Taking a small business from local to global

That's because with such a client already on the books, you can demonstrate to other prospective clients that your business has the capacity to handle that level of service, Flamm said. And by lining up other customers, you put yourself in a position to not be as worried if that big contract isn't renewed.

To prevent issues like a delayed payment eating into your cash flow savings, consider a strategy like offering a discounts to clients who pay bills early and in full. Or if you have to do a job that requires a big supply purchase or additional help, set a deposit requirement. That can help with cash flow until the job is completed -- and you won't be shelling out as much to handle the order and then waiting 60 or 90 days for reimbursement. 

Build a cash cushion

When you're just starting out, taking the time early on to prepare for common emergencies can help prevent disruption or a shutdown in the future. Having "rainy day" money ready is critical. 

Roughly half of small businesses have less than a month of cash saved to cover expenses, according to a 2016 JPMorgan Chase report on small businesses -- and many have less than 27 days worth in the bank. But experts recommend having at least three months of operational expenses on hand.

Especially at the very beginning, having a larger cash cushion can help you handle handle startup costs like inventory-building and marketing, while you're still figuring out your revenue stream.

"Managing cash flow is one of the hardest things, especially when [small-business owners] are juggling a lot of different things, like making payroll or buying inventory," Brian Pifer, vice president of entrepreneurship at business advisory platform Venturize.org, told CBS MoneyWatch.

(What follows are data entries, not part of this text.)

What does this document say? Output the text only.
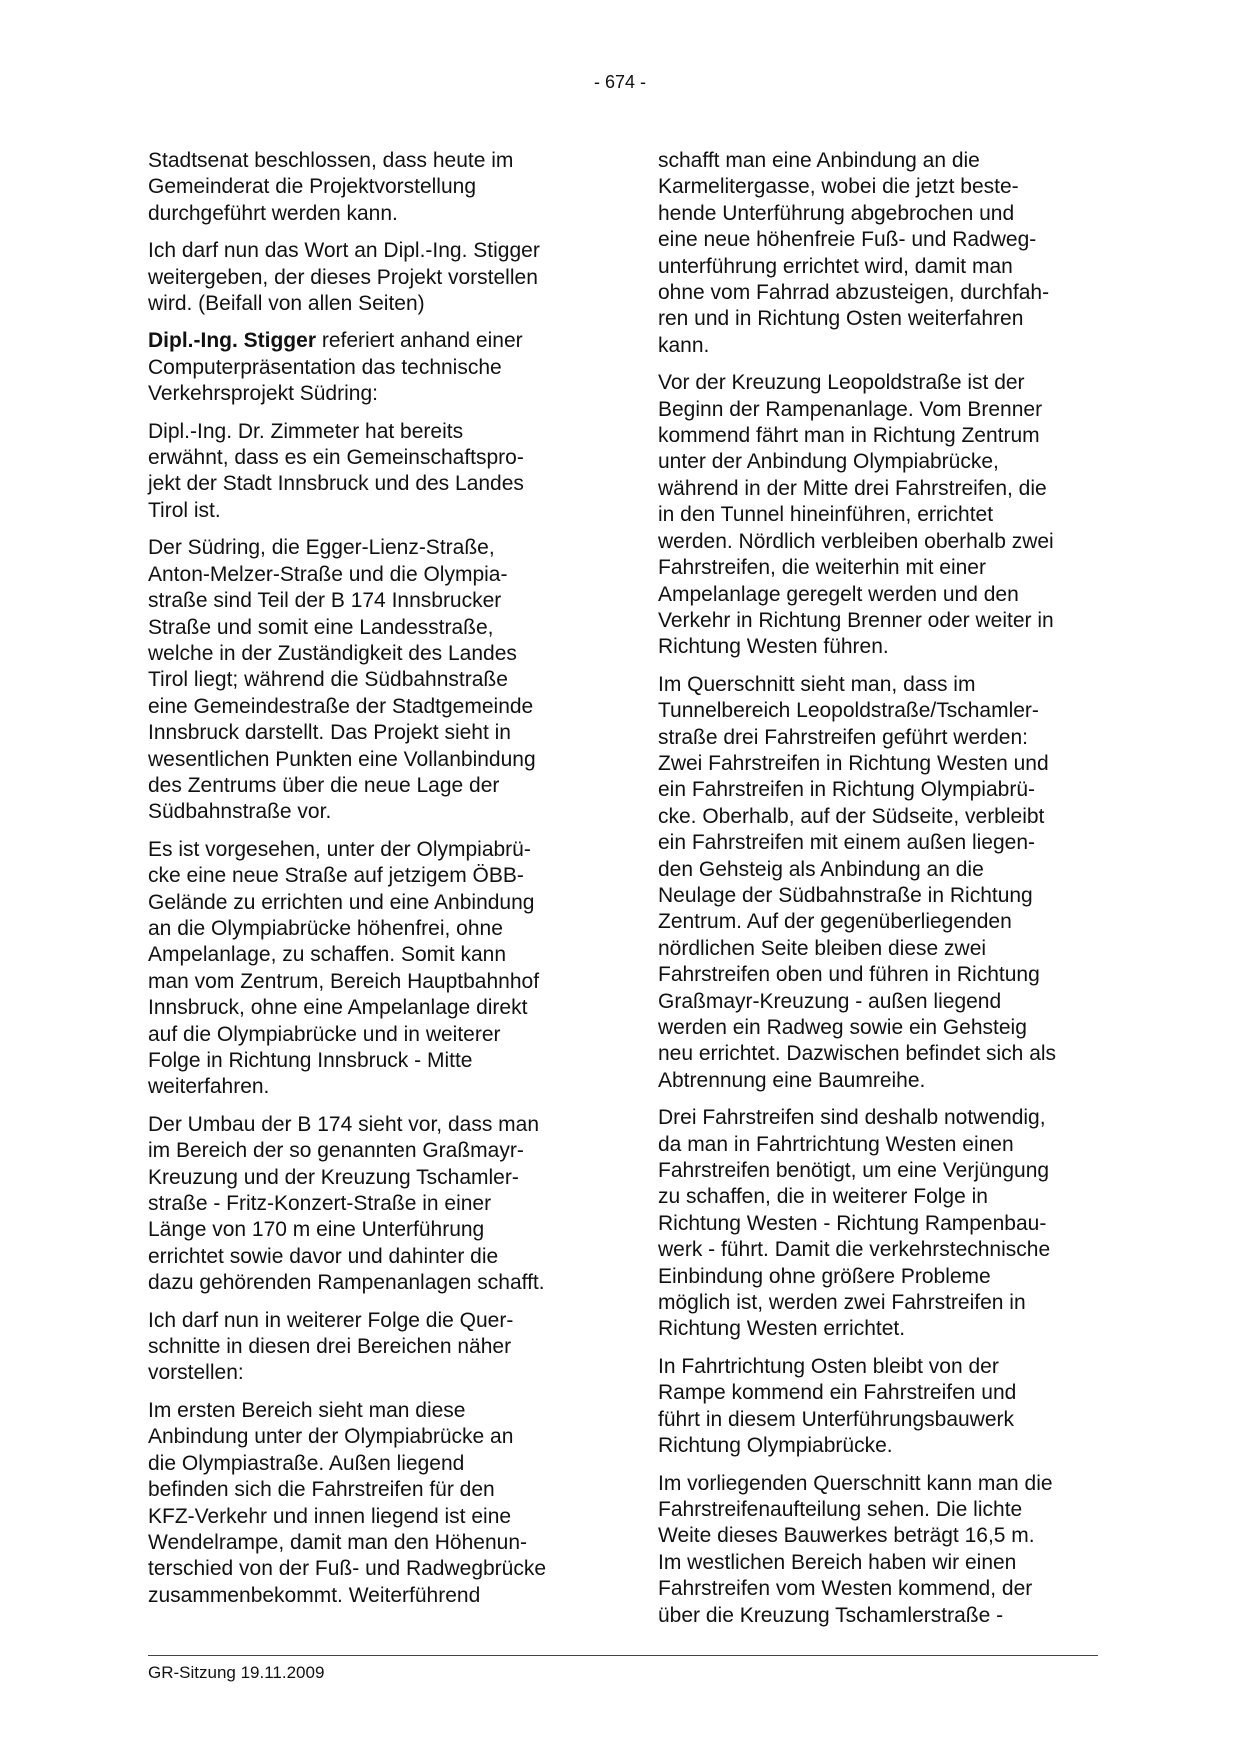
- 674 -

Stadtsenat beschlossen, dass heute im
Gemeinderat die Projektvorstellung
durchgeführt werden kann.

Ich darf nun das Wort an Dipl.-Ing. Stigger
weitergeben, der dieses Projekt vorstellen
wird. (Beifall von allen Seiten)

Dipl.-Ing. Stigger referiert anhand einer
Computerpräsentation das technische
Verkehrsprojekt Südring:

Dipl.-Ing. Dr. Zimmeter hat bereits
erwähnt, dass es ein Gemeinschaftspro-
jekt der Stadt Innsbruck und des Landes
Tirol ist.

Der Südring, die Egger-Lienz-Straße,
Anton-Melzer-Straße und die Olympia-
straße sind Teil der B 174 Innsbrucker
Straße und somit eine Landesstraße,
welche in der Zuständigkeit des Landes
Tirol liegt; während die Südbahnstraße
eine Gemeindestraße der Stadtgemeinde
Innsbruck darstellt. Das Projekt sieht in
wesentlichen Punkten eine Vollanbindung
des Zentrums über die neue Lage der
Südbahnstraße vor.

Es ist vorgesehen, unter der Olympiabrü-
cke eine neue Straße auf jetzigem ÖBB-
Gelände zu errichten und eine Anbindung
an die Olympiabrücke höhenfrei, ohne
Ampelanlage, zu schaffen. Somit kann
man vom Zentrum, Bereich Hauptbahnhof
Innsbruck, ohne eine Ampelanlage direkt
auf die Olympiabrücke und in weiterer
Folge in Richtung Innsbruck - Mitte
weiterfahren.

Der Umbau der B 174 sieht vor, dass man
im Bereich der so genannten Graßmayr-
Kreuzung und der Kreuzung Tschamler-
straße - Fritz-Konzert-Straße in einer
Länge von 170 m eine Unterführung
errichtet sowie davor und dahinter die
dazu gehörenden Rampenanlagen schafft.

Ich darf nun in weiterer Folge die Quer-
schnitte in diesen drei Bereichen näher
vorstellen:

Im ersten Bereich sieht man diese
Anbindung unter der Olympiabrücke an
die Olympiastraße. Außen liegend
befinden sich die Fahrstreifen für den
KFZ-Verkehr und innen liegend ist eine
Wendelrampe, damit man den Höhenun-
terschied von der Fuß- und Radwegbrücke
zusammenbekommt. Weiterführend

schafft man eine Anbindung an die
Karmelitergasse, wobei die jetzt beste-
hende Unterführung abgebrochen und
eine neue höhenfreie Fuß- und Radweg-
unterführung errichtet wird, damit man
ohne vom Fahrrad abzusteigen, durchfah-
ren und in Richtung Osten weiterfahren
kann.

Vor der Kreuzung Leopoldstraße ist der
Beginn der Rampenanlage. Vom Brenner
kommend fährt man in Richtung Zentrum
unter der Anbindung Olympiabrücke,
während in der Mitte drei Fahrstreifen, die
in den Tunnel hineinführen, errichtet
werden. Nördlich verbleiben oberhalb zwei
Fahrstreifen, die weiterhin mit einer
Ampelanlage geregelt werden und den
Verkehr in Richtung Brenner oder weiter in
Richtung Westen führen.

Im Querschnitt sieht man, dass im
Tunnelbereich Leopoldstraße/Tschamler-
straße drei Fahrstreifen geführt werden:
Zwei Fahrstreifen in Richtung Westen und
ein Fahrstreifen in Richtung Olympiabrü-
cke. Oberhalb, auf der Südseite, verbleibt
ein Fahrstreifen mit einem außen liegen-
den Gehsteig als Anbindung an die
Neulage der Südbahnstraße in Richtung
Zentrum. Auf der gegenüberliegenden
nördlichen Seite bleiben diese zwei
Fahrstreifen oben und führen in Richtung
Graßmayr-Kreuzung - außen liegend
werden ein Radweg sowie ein Gehsteig
neu errichtet. Dazwischen befindet sich als
Abtrennung eine Baumreihe.

Drei Fahrstreifen sind deshalb notwendig,
da man in Fahrtrichtung Westen einen
Fahrstreifen benötigt, um eine Verjüngung
zu schaffen, die in weiterer Folge in
Richtung Westen - Richtung Rampenbau-
werk - führt. Damit die verkehrstechnische
Einbindung ohne größere Probleme
möglich ist, werden zwei Fahrstreifen in
Richtung Westen errichtet.

In Fahrtrichtung Osten bleibt von der
Rampe kommend ein Fahrstreifen und
führt in diesem Unterführungsbauwerk
Richtung Olympiabrücke.

Im vorliegenden Querschnitt kann man die
Fahrstreifenaufteilung sehen. Die lichte
Weite dieses Bauwerkes beträgt 16,5 m.
Im westlichen Bereich haben wir einen
Fahrstreifen vom Westen kommend, der
über die Kreuzung Tschamlerstraße -

GR-Sitzung 19.11.2009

He said small-business owners should try to stick to the "40-30-30" rule.

That means planning to reinvest 40 percent of revenues back into the business, use 30 percent for payroll and put the remaining 30 percent into savings to buffer cash flow.

Another important tool for dividing your budget according to those numbers is doing market research to build a yearly work-ahead plan.

"Staying on top of the trends within their industry and larger market dynamics is important," Pifer said. "Projections a year out will help you plan in the event of a downturn."